客席後方までぎっしりと観客で埋め尽くされたShibuya Milkyway。2007年に新宿Motionで行われた初ワンマン以来、GHEEEのワンマンと言えばこんな状態が当たり前であるかのようにこの夜も満員御礼だった。メンバーそれぞれにキャリアが長いだけにオーディエンスの年齢層も比較的高めなのだが、この日はかなり若い観客の姿もちらほら見え、その支持層が広がっていることを感じられる。“その理由は何か?”ということは、ライブが始まってしまえば一目瞭然だろう。

3年ぶりとなる4thフルアルバム『QUAD』のリリース記念ツアーファイナル、そこで新作同様にオープニングチューン「Bright light」のイントロが掻き鳴らされた瞬間に、会場中が凄まじい高揚感に包まれていく。強烈なフックを持ったリフが気持ちを高め、リズム隊が生み出すグルーヴが身体を揺さぶり、息の合ったツインボーカルが次々と吐き出していくグッドメロディに胸を撃ち抜かれる。まさに“瞬殺”と言っても良い、即効性と中毒性を持ったライブが目の前で展開していくのだ。

抗う理由など1つもない。4人が生み出していく音にただ身を任せて、没頭していれば最高に心地よい“Heaven”へとあっという間に誘われてしまう。各メンバーが数々のバンドやプロジェクトで忙しい合間でも、月に1回はライブを重ねてきたという彼ら。GHEEEとしても8年を超える活動期間を経た今でも緊張感を失うことなく、これほどの強度と熱さを持ったライブを展開できるのはその独自の活動スタンスゆえかもしれない。それぞれにメインのバンドはありつつも決して片手間ではない、“本物の本気”を見せつける場所がここであり、だからこそオーディエンスは熱狂せずにはいられなくなる。

そして活動期間が長くなった今も、この4人は進化を続けている。バンドの呼吸はより深い次元でつながり、1つの健康的な肉体であるかのように全身で躍動しているのだ。緊張感とは真逆の表情を見せる、近藤智洋(Vo./G.)と深沼元昭(Vo./G.)の2人が織りなすMCでの絡みはその一端だろう。尖りまくった音とはうらはらに2人の会話は良い感じにユルく、フロアに笑いを引き起こす。今回のツアーではこの両名のみによる弾き語りライブが何本かあったこともあってか、関係が今まで以上に深まったことを感じさせるトークはまさに軽妙。ほどよい“弛緩”を得たことも、GHEEEの新たな魅力と言えるかもしれない。

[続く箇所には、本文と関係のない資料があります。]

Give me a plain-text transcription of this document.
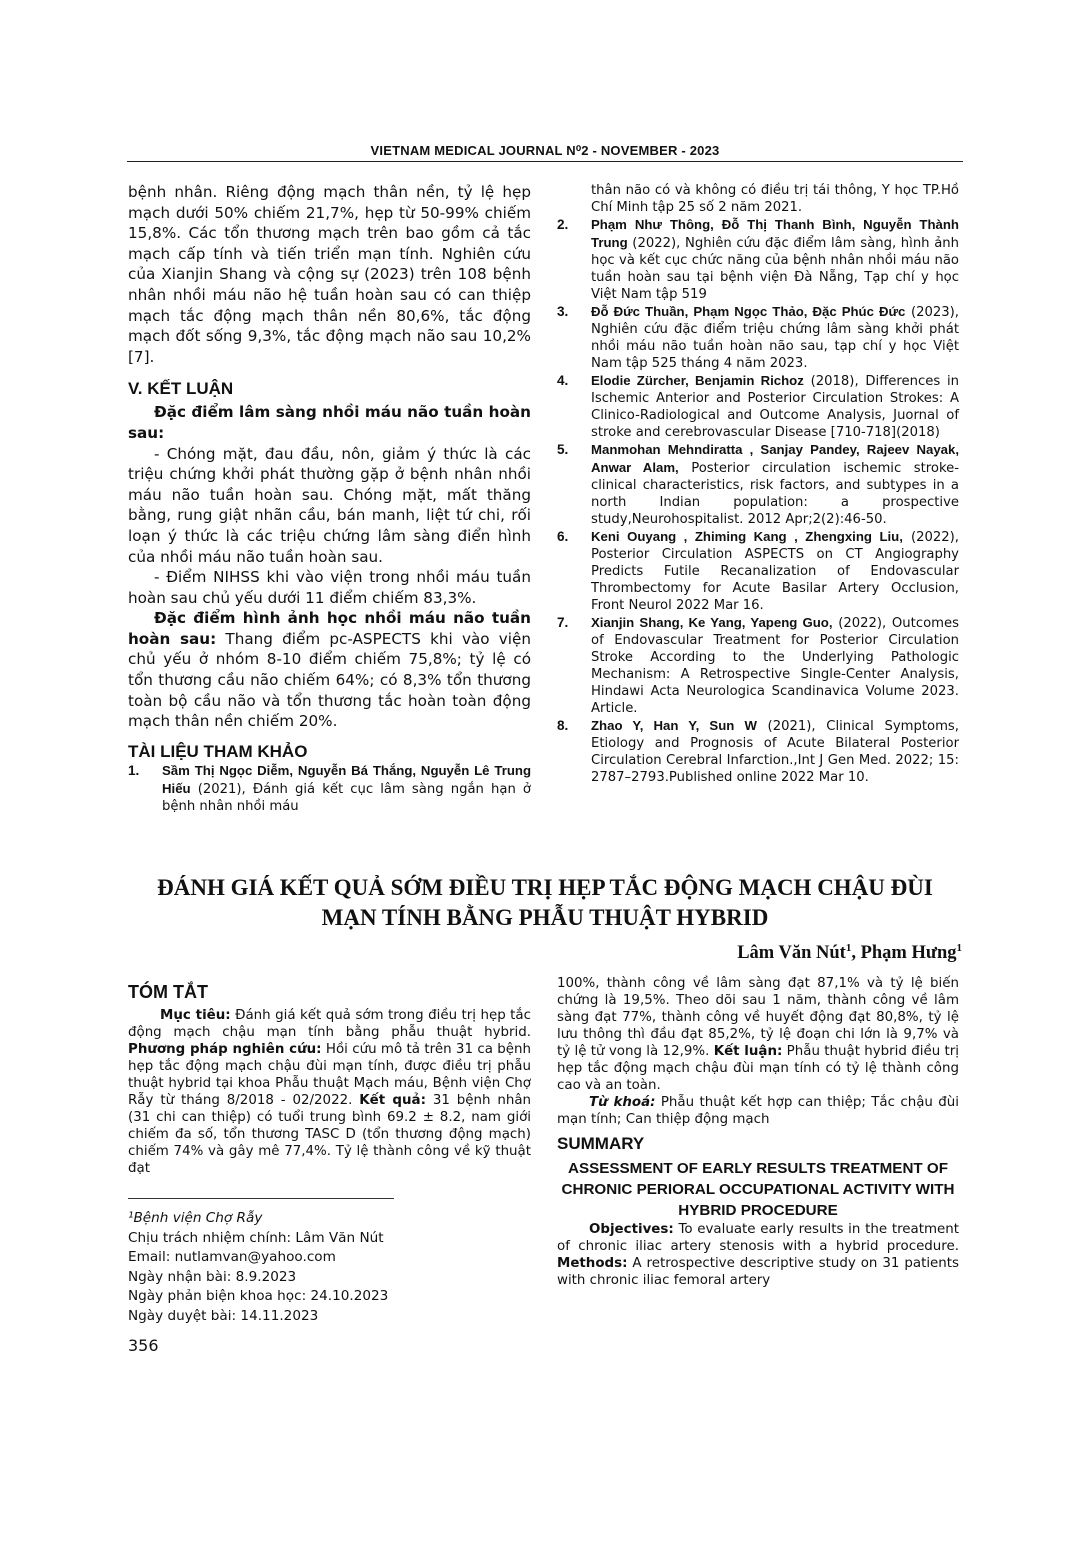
VIETNAM MEDICAL JOURNAL N⁰2 - NOVEMBER - 2023

bệnh nhân. Riêng động mạch thân nền, tỷ lệ hẹp mạch dưới 50% chiếm 21,7%, hẹp từ 50-99% chiếm 15,8%. Các tổn thương mạch trên bao gồm cả tắc mạch cấp tính và tiến triển mạn tính. Nghiên cứu của Xianjin Shang và cộng sự (2023) trên 108 bệnh nhân nhồi máu não hệ tuần hoàn sau có can thiệp mạch tắc động mạch thân nền 80,6%, tắc động mạch đốt sống 9,3%, tắc động mạch não sau 10,2% [7].

V. KẾT LUẬN

Đặc điểm lâm sàng nhồi máu não tuần hoàn sau:

- Chóng mặt, đau đầu, nôn, giảm ý thức là các triệu chứng khởi phát thường gặp ở bệnh nhân nhồi máu não tuần hoàn sau. Chóng mặt, mất thăng bằng, rung giật nhãn cầu, bán manh, liệt tứ chi, rối loạn ý thức là các triệu chứng lâm sàng điển hình của nhồi máu não tuần hoàn sau.

- Điểm NIHSS khi vào viện trong nhồi máu tuần hoàn sau chủ yếu dưới 11 điểm chiếm 83,3%.

Đặc điểm hình ảnh học nhồi máu não tuần hoàn sau: Thang điểm pc-ASPECTS khi vào viện chủ yếu ở nhóm 8-10 điểm chiếm 75,8%; tỷ lệ có tổn thương cầu não chiếm 64%; có 8,3% tổn thương toàn bộ cầu não và tổn thương tắc hoàn toàn động mạch thân nền chiếm 20%.

TÀI LIỆU THAM KHẢO
1. Sầm Thị Ngọc Diễm, Nguyễn Bá Thắng, Nguyễn Lê Trung Hiếu (2021), Đánh giá kết cục lâm sàng ngắn hạn ở bệnh nhân nhồi máu
thân não có và không có điều trị tái thông, Y học TP.Hồ Chí Minh tập 25 số 2 năm 2021.
2. Phạm Như Thông, Đỗ Thị Thanh Bình, Nguyễn Thành Trung (2022), Nghiên cứu đặc điểm lâm sàng, hình ảnh học và kết cục chức năng của bệnh nhân nhồi máu não tuần hoàn sau tại bệnh viện Đà Nẵng, Tạp chí y học Việt Nam tập 519
3. Đỗ Đức Thuần, Phạm Ngọc Thảo, Đặc Phúc Đức (2023), Nghiên cứu đặc điểm triệu chứng lâm sàng khởi phát nhồi máu não tuần hoàn não sau, tạp chí y học Việt Nam tập 525 tháng 4 năm 2023.
4. Elodie Zürcher, Benjamin Richoz (2018), Differences in Ischemic Anterior and Posterior Circulation Strokes: A Clinico-Radiological and Outcome Analysis, Juornal of stroke and cerebrovascular Disease [710-718](2018)
5. Manmohan Mehndiratta , Sanjay Pandey, Rajeev Nayak, Anwar Alam, Posterior circulation ischemic stroke-clinical characteristics, risk factors, and subtypes in a north Indian population: a prospective study,Neurohospitalist. 2012 Apr;2(2):46-50.
6. Keni Ouyang , Zhiming Kang , Zhengxing Liu, (2022), Posterior Circulation ASPECTS on CT Angiography Predicts Futile Recanalization of Endovascular Thrombectomy for Acute Basilar Artery Occlusion, Front Neurol 2022 Mar 16.
7. Xianjin Shang, Ke Yang, Yapeng Guo, (2022), Outcomes of Endovascular Treatment for Posterior Circulation Stroke According to the Underlying Pathologic Mechanism: A Retrospective Single-Center Analysis, Hindawi Acta Neurologica Scandinavica Volume 2023. Article.
8. Zhao Y, Han Y, Sun W (2021), Clinical Symptoms, Etiology and Prognosis of Acute Bilateral Posterior Circulation Cerebral Infarction.,Int J Gen Med. 2022; 15: 2787–2793.Published online 2022 Mar 10.
ĐÁNH GIÁ KẾT QUẢ SỚM ĐIỀU TRỊ HẸP TẮC ĐỘNG MẠCH CHẬU ĐÙI MẠN TÍNH BẰNG PHẪU THUẬT HYBRID
Lâm Văn Nút$^1$, Phạm Hưng$^1$
TÓM TẮT

Mục tiêu: Đánh giá kết quả sớm trong điều trị hẹp tắc động mạch chậu mạn tính bằng phẫu thuật hybrid. Phương pháp nghiên cứu: Hồi cứu mô tả trên 31 ca bệnh hẹp tắc động mạch chậu đùi mạn tính, được điều trị phẫu thuật hybrid tại khoa Phẫu thuật Mạch máu, Bệnh viện Chợ Rẫy từ tháng 8/2018 - 02/2022. Kết quả: 31 bệnh nhân (31 chi can thiệp) có tuổi trung bình 69.2 ± 8.2, nam giới chiếm đa số, tổn thương TASC D (tổn thương động mạch) chiếm 74% và gây mê 77,4%. Tỷ lệ thành công về kỹ thuật đạt

100%, thành công về lâm sàng đạt 87,1% và tỷ lệ biến chứng là 19,5%. Theo dõi sau 1 năm, thành công về lâm sàng đạt 77%, thành công về huyết động đạt 80,8%, tỷ lệ lưu thông thì đầu đạt 85,2%, tỷ lệ đoạn chi lớn là 9,7% và tỷ lệ tử vong là 12,9%. Kết luận: Phẫu thuật hybrid điều trị hẹp tắc động mạch chậu đùi mạn tính có tỷ lệ thành công cao và an toàn.

Từ khoá: Phẫu thuật kết hợp can thiệp; Tắc chậu đùi mạn tính; Can thiệp động mạch

SUMMARY

ASSESSMENT OF EARLY RESULTS TREATMENT OF CHRONIC PERIORAL OCCUPATIONAL ACTIVITY WITH HYBRID PROCEDURE

Objectives: To evaluate early results in the treatment of chronic iliac artery stenosis with a hybrid procedure. Methods: A retrospective descriptive study on 31 patients with chronic iliac femoral artery

¹Bệnh viện Chợ Rẫy
Chịu trách nhiệm chính: Lâm Văn Nút
Email: nutlamvan@yahoo.com
Ngày nhận bài: 8.9.2023
Ngày phản biện khoa học: 24.10.2023
Ngày duyệt bài: 14.11.2023
356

「On the beach」では観客を巻き込んでのコール&レスポンスも引き起こすなど、狂騒とも呼べるような盛り上がりで駆け抜けた本編。ダブルアンコールも含めて全26曲のボリュームあるセットリストも、最初から最後まで完膚なきまでに楽しませてくれるライブだった。GHEEEというバンドが今放っている“凄み”を余すことなく体感した一夜。次の作品がいつになるのかはまだわからないが、そこでは必ずもう一つ先へと進化を遂げた姿を見せてくれることだろう。待ちきれないというのであれば、ライブハウスに行けば良い。彼らはいつも圧倒的な音で、その気持ちに応えてくれるはずだから。